Word Count: 1,250-1500 words
File formats accepted: .pdf, .doc, and docx
Sources: 8 sources, including two peer-review academic journals
Format: Modern Language Association (MLA)
General Education Learning Outcomes (GELOs): 1-5
Overview: For this assignment, you will write a Critical Synthesis essay. It will require you to synthesize multiple sources to show how different participants in a debate (i.e. “stakeholders”) discuss and provide evidence for their viewpoints on a highly debated, music-related topic. You will need to think about each stakeholder’s reasons and assumptions in the debate and situate these assumptions within a broader context. The length requirement for this essay is 1,250 to 1,500-words.
Directions: Write a critical essay in which you synthesize the arguments of the key stakeholders involved in a music-related debate of your own choosing and stake your own position.
Guidelines for Critical Synthesis Essay
Music generates all kinds of debates and controversies. Does Robin Thicke’s “Blurred Lines,” for example, steal from Marvin Gaye’s “Got to Give It Up?” Moreover, is the video for this song sexist in its depiction of women? Are K-pop stars unfairly exploited by the Korean music industry? Do the credited writers of “The Lion Sleeps Tonight” add anything new to Solomon Linda’s “Mbubu,” the song from which their international hit was derived? Answers to questions like these have real world consequences for the stakeholders involved in the debate.

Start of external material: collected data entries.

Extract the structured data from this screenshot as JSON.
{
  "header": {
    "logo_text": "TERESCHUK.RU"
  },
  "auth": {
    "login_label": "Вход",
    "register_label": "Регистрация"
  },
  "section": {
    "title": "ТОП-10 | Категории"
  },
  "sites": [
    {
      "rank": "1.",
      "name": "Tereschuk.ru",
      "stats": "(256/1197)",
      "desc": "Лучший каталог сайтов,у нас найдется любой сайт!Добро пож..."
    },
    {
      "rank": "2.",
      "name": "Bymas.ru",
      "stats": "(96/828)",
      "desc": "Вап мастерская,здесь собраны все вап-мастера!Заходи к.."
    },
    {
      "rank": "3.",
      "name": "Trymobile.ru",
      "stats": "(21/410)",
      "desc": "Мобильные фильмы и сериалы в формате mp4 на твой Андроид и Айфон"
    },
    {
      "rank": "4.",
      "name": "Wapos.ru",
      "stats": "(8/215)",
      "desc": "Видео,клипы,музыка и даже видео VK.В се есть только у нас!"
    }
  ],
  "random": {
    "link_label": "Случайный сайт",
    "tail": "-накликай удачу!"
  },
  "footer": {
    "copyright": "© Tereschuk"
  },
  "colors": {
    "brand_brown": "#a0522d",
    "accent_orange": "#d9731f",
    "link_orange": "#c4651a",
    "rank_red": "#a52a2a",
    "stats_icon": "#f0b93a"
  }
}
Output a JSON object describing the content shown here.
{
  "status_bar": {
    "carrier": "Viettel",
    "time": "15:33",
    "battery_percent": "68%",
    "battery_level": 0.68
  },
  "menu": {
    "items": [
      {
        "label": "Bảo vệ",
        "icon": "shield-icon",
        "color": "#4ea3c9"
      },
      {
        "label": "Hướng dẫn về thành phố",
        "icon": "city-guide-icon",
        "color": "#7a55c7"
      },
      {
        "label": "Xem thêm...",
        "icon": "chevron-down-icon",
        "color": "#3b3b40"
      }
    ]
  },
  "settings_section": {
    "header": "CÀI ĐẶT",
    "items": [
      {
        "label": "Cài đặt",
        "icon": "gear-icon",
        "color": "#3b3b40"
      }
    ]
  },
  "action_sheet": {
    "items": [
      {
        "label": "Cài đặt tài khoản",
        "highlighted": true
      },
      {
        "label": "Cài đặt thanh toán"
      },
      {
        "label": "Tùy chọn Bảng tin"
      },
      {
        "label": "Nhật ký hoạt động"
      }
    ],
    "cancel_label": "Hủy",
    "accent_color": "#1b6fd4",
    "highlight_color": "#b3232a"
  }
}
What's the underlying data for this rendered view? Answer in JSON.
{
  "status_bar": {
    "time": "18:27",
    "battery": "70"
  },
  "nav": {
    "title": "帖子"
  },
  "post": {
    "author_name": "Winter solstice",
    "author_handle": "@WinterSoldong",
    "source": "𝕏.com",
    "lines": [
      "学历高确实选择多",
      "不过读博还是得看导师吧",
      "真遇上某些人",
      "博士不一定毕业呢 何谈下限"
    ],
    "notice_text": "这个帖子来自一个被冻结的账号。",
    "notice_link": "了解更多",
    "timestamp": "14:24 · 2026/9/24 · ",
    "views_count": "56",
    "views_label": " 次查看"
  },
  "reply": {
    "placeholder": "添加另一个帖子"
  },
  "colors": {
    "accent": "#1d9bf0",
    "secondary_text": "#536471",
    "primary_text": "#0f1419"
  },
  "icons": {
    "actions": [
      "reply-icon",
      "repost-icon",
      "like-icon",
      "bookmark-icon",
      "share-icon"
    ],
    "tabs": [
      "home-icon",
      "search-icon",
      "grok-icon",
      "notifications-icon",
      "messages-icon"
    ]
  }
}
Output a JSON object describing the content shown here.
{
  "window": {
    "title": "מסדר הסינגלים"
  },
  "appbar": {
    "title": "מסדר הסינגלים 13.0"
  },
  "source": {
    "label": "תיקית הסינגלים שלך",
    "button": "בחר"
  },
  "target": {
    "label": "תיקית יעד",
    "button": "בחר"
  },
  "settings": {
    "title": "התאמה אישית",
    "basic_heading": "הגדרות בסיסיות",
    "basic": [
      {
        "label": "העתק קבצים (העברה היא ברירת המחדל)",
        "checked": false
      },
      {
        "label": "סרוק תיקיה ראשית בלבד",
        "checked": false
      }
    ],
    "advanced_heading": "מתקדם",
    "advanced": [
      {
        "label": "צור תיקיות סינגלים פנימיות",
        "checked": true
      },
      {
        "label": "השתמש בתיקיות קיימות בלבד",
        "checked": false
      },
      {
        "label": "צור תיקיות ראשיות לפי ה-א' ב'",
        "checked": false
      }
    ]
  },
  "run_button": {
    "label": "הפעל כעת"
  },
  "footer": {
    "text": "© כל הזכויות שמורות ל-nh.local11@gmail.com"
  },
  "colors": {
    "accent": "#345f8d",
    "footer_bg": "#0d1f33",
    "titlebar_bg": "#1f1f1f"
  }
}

This leads to a crucial point: In many cases it is not music but the business of music that generates many arguments. Was Scooter Braun trolling Taylor Swift when he purchased the rights to her recordings, or was he simply making a business investment? Did Jay-Z intend to use his new business deal with the NFL to bring attention to important social justice issues, or was he merely a “sellout” as some have accused him? These are the kinds of claims made by various stakeholders in a music-related debate.
Your task is to 1) provide a summary of a music-related controversy/debate of your own choice, 2) synthesize and evaluate the arguments made by, or on behalf of, the major stakeholders in it, and 3) stake your own position in the debate, providing support for your own argument.
Your essay should include the following:
Stakeholders: Who are the major stakeholders in the music-related debate or controversy you chose to write about? Keep in mind the stakeholders may not be the ones making an argument. For example, Solomon Linda is probably the biggest stakeholder in the debate over the royalties to “The Lion Sleeps Tonight,” but he never publicly made his own case and appears not to have been interested in how copyright royalties worked in the West. In his case, you would have to examine the arguments made by others (such as his surviving daughters) on his behalf. NOTE: Since we will be examining this debate closely in class in order to prepare you for your Critical Synthesis, the controversy over the songwriting credit and royalties for Solomon Linda’s “Mbube” is not available for this assignment.
Research: Your essay should include at least eight sources, two of which must be peer-review academic journals. In addition, you may also use books, websites, songs, articles and editorials from newspapers and magazines, and even social media posts, provided they are created by a major stakeholder in the music-related issue you have chosen to analyze. Using MLA guidelines, you should cite your sources and include a works cited page.
Thesis: Although you will be analyzing other peoples’ arguments, you will still want to share your own argument. Take care to avoid stitching together summaries of the different arguments made by stakeholders in a debate without evaluating their merits or drawing your own conclusions. Think of yourself as the judge who presides over a hearing, listens to the various arguments made, and reaches a verdict. The difference, however, is that, unlike a judge, you will also be reporting on and evaluating the arguments made by the different stakeholders in this debate, indicating points of agreement or disagreement between them. As you do so, answer the following questions: What are underlying values and assumptions of the various arguments being made? Does a pattern or theme emerge as you view the different arguments? How do the various stakeholders respond to each others’ arguments? Finally, what are the grounds and warrants for your own claim in this music-related debate?